C’est ce processus à la fois délétère et obsessionnel que détaille Thierry Séchan dans cette longue nouvelle où l’on voit le narrateur, incapable d’échapper à la très belle et très voluptueuse, très égoïste, très perverse et très méchante Anne Vitas, sombrer dans l’alcool et la désespérance avant que des amis ne lui présentent une charmante Nathalie, de vingt ans sa cadette et qui l’aime aussi vite qu’il tombe amoureux d’elle. Mais comment se débarrasser de la très mauvaise Vitas qui n’en finit pas de squatter l’imagination du narrateur ?

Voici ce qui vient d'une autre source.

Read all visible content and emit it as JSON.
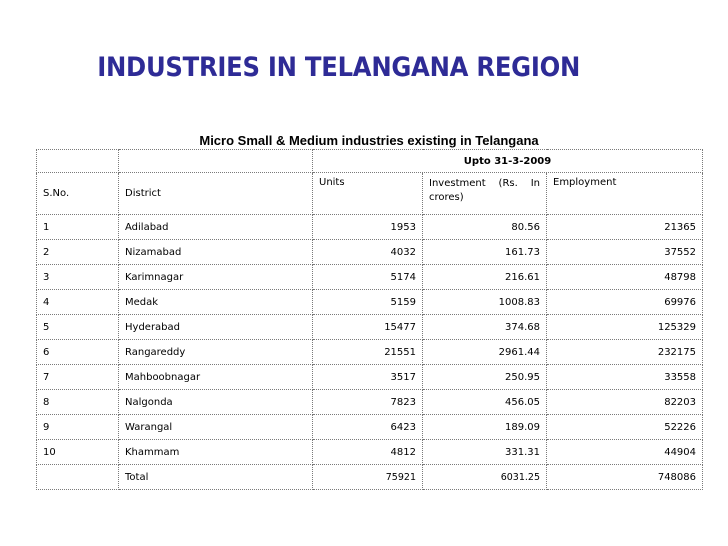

Il faudra l’intermédiaire d’un objet d’art hautement symbolique, mais ne disons pas lequel, pour cristalliser soudain la lucidité rédemptrice de l’amoureux gaga, tétanisé jusque-là par sa fascination. 
En peu de pages, mais électriques et très denses, Thierry Séchan donne ici une longue nouvelle plus percutante et pertinente  que maints romans à la gomme étirés pour faire bon poids avant le pilon. Pour la route, le métro, le bord de l’eau, la terrasse ou l’avion sur courte distance : une dégustation qui reste longtemps en bouche.
Thierry Séchan. Vanitas, Editions du Rocher, 43p.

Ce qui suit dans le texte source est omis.